Unlike AVL trees, B-Trees permit variable child nodes per node, leading to less balancing but potentially more wasted space.

The B+-Tree, a popular B-Tree variant, requires all keys to reside in the leaves.

T-Tree Indexing

T-Trees combine elements of AVL-Trees (self-balancing binary search trees) and B-Trees (unbalanced, with variable child nodes per node).

The T-Tree structure resembles both AVL and B-Trees.

Each node stores multiple {key-value, pointer} tuples. Binary search and multiple-tuple nodes enhance storage and performance.

T-Trees have three node types: T-Nodes (with left and right children), leaf nodes (no children), and half-leaf nodes (one child).

T-Trees are believed to outperform AVL-Trees overall.

O2-Tree Indexing

The O2-Tree improves upon Red-Black trees, a type of Binary-Search tree where leaf nodes hold {key value, pointer} tuples.

Designed for enhanced indexing performance, an O2-Tree of order m (m ≥ 2), where m represents the minimum degree, adheres to these properties:

Nodes are either red or black, with a black root.
Black leaf nodes consist of a block or page containing “key-value, record-pointer” pairs.
Red nodes have black children.
Internal nodes have equal black nodes on all paths to descendant leaf-nodes. Each internal node holds a single key value.
Leaf-nodes (blocks) contain between ⌈m/2⌉ and m “key-value, record-pointer” pairs.
Single-node trees are leaf nodes, serving as the root, and can have 1 to m key data items.
Leaf nodes are doubly linked (forward and backward).

This table compares the performance of O2-Tree, T-Tree, B+-Tree, AVL-Tree, and Red-Black Tree:

A graph comparing "Total Time in Seconds" (0-250) on the Y axis to "Update Ratio" (0-100) on the X axis. The five tree types all start with total times under 100 on the left, then increase on the right. O2-Tree, T-Tree, and AVL-Tree increase slower than the other two toward the right, with AVL-Tree ending around 125, O2-Tree ending around 75, and T-Tree somewhere in between. Red-Black Tree and B+-Tree have more ups and downs, and both finish near each other in the top-right, with Red-Black Tree having a slightly higher value there.

The tests used T-Tree, B+-Tree, and O2-Tree of order m = 512.

Time is measured for search, insert, and delete operations with varying update ratios (0%-100%) on a 50M record index, adding another 50M records.

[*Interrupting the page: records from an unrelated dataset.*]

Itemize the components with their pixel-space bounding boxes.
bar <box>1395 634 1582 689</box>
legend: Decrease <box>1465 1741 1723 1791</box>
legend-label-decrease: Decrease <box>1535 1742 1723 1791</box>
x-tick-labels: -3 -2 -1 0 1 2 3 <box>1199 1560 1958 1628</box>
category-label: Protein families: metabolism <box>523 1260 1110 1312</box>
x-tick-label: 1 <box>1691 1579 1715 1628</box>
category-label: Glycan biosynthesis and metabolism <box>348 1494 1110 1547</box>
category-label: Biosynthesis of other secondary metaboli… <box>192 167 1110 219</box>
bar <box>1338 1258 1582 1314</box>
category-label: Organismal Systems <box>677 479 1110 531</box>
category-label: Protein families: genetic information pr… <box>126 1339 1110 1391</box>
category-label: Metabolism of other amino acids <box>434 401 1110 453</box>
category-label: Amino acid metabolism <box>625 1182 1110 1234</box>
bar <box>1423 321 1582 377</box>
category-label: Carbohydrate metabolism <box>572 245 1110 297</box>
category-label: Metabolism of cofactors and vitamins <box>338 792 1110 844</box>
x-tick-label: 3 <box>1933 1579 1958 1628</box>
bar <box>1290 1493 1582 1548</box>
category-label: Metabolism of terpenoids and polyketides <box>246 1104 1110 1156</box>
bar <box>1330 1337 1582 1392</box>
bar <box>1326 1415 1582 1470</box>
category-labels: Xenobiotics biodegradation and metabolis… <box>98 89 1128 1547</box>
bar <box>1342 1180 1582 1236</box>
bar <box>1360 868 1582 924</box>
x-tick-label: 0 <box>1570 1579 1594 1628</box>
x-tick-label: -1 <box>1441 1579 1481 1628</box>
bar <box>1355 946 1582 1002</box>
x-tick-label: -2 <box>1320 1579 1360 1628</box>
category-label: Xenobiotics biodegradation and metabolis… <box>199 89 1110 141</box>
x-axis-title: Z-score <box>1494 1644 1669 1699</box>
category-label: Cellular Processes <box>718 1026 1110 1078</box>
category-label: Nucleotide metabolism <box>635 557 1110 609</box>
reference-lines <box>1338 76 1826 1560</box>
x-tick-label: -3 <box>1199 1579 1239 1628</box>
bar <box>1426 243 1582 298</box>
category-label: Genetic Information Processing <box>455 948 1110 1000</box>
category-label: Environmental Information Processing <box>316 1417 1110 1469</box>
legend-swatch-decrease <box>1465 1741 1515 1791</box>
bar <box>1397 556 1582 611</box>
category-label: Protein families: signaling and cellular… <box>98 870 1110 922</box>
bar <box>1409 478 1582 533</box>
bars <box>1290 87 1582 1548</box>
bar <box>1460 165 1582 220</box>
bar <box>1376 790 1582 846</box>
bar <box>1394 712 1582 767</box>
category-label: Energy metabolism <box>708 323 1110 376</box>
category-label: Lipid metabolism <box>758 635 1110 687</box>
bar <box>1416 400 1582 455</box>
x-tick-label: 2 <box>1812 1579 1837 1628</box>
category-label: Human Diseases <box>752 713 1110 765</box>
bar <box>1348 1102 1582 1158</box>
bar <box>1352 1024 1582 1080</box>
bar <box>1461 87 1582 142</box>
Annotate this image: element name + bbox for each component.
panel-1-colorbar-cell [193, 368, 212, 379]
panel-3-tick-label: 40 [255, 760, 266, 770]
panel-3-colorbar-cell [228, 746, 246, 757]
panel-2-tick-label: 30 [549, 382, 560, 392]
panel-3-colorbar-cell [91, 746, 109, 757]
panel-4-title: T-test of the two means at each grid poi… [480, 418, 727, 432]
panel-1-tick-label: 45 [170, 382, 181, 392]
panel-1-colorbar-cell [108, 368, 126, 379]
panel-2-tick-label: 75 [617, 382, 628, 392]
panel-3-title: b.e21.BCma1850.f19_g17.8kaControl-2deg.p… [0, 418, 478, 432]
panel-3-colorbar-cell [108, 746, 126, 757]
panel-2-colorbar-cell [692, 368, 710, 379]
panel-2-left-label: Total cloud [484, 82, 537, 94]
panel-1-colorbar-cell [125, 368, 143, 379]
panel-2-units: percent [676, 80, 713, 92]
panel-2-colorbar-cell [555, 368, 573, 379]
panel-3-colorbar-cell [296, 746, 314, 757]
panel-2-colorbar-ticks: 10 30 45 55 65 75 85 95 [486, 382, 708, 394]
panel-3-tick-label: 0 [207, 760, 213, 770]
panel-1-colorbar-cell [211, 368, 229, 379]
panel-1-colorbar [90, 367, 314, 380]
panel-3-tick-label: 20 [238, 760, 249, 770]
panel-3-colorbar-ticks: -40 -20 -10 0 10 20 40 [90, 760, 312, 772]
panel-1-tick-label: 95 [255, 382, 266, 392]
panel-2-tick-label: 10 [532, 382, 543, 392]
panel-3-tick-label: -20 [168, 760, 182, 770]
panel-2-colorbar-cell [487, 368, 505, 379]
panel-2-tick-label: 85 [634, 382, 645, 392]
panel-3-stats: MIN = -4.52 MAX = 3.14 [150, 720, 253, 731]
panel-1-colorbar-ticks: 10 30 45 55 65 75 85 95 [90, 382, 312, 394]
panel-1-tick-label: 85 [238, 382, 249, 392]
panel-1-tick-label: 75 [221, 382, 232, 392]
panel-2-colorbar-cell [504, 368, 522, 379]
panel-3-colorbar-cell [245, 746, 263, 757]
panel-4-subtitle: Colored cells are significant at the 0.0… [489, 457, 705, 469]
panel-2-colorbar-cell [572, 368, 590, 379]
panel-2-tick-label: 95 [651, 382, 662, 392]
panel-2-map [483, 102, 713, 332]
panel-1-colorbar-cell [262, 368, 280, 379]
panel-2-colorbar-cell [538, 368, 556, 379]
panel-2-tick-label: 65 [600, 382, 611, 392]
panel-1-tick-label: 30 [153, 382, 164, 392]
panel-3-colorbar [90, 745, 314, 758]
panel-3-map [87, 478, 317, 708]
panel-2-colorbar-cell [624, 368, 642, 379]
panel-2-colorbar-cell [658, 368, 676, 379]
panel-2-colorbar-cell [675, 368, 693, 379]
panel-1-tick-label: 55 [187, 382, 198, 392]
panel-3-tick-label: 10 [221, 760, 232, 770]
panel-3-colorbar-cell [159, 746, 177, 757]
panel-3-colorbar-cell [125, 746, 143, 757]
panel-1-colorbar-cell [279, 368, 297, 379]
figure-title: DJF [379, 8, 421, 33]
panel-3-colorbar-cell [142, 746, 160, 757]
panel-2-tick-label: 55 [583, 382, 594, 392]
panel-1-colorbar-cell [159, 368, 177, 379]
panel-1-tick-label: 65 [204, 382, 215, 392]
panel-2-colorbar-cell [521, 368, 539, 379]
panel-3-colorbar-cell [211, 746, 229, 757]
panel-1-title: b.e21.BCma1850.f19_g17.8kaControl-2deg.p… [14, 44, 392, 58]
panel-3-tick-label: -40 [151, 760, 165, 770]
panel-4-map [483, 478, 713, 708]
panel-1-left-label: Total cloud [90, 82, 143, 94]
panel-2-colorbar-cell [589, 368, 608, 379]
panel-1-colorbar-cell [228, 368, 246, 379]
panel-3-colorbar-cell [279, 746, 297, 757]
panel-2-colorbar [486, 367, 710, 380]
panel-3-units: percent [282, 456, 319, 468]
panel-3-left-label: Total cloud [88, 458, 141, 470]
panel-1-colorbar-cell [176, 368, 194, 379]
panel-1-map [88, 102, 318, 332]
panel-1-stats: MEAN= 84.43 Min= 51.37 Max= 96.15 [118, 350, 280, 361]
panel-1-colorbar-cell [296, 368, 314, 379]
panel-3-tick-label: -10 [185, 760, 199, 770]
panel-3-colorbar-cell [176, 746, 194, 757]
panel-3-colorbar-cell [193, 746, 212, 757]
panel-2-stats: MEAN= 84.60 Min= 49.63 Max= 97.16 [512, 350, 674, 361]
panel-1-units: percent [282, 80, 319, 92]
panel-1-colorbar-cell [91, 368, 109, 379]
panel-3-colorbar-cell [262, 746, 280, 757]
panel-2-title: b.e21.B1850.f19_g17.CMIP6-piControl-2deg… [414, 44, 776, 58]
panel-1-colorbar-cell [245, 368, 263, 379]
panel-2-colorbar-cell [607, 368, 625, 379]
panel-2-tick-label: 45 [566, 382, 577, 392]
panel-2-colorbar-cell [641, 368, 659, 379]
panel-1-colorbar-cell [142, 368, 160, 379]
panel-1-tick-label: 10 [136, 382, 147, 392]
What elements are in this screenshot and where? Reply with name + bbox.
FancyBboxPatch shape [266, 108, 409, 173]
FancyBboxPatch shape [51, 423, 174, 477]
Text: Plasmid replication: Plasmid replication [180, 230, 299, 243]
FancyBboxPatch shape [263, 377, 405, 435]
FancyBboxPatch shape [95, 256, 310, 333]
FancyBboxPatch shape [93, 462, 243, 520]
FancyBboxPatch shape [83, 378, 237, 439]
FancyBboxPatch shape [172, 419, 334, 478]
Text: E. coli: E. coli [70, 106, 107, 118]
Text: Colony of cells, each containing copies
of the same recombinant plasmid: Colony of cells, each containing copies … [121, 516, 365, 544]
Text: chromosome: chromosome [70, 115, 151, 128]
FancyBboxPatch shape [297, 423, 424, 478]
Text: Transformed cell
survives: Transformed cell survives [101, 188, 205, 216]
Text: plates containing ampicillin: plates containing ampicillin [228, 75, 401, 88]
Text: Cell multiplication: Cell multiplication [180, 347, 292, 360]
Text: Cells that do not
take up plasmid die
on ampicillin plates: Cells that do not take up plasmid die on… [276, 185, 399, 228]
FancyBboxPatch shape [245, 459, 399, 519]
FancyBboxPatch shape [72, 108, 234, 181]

B-Tree and T-Tree outperform O2-Tree with low update ratios (0-10%). However, as update ratios increase, O2-Tree demonstrates superior performance, while B-Tree and Red-Black Tree structures struggle the most.

The Case for NoSQL?

In conclusion, here’s what we’ve learned about NoSQL databases and where traditional relational databases fall short:

Relational databases offer consistency but are not ideal for high-performance applications handling massive, frequently accessed data.

NoSQL databases gained traction due to their high performance, scalability, and accessibility. However, they often lack features for robust consistency and reliability.

Fortunately, many NoSQL DBMSs are addressing these concerns with new features.

Performance comparisons are not always straightforward:

Not all NoSQL systems outperform relational databases.
MongoDB and Cassandra demonstrate comparable or better performance than relational databases in write and delete operations.
No direct correlation exists between store type and NoSQL DBMS performance.
NoSQL implementations constantly evolve, impacting performance.

Therefore, cross-database performance benchmarks should be treated cautiously and updated with the latest software versions.

Here are some takeaways on performance:

Traditional B-Tree and T-Tree indexing are common in traditional databases.
The O2-Tree combines features from multiple indexing structures, offering potential improvements.
O2-Tree outperformed other structures in most tests, particularly with large datasets and high update ratios.
B-Tree exhibited the poorest performance among the discussed indexing structures.

Future research should focus on enhancing the consistency of NoSQL DBMSs and exploring the integration of NoSQL and relational databases.

NoSQL complements existing database standards but comes with trade-offs. Prioritizing performance and scalability often means sacrificing reliability and consistency, making it a specialized solution.

However, when speed and efficiency are paramount, NoSQL is the tool for the job.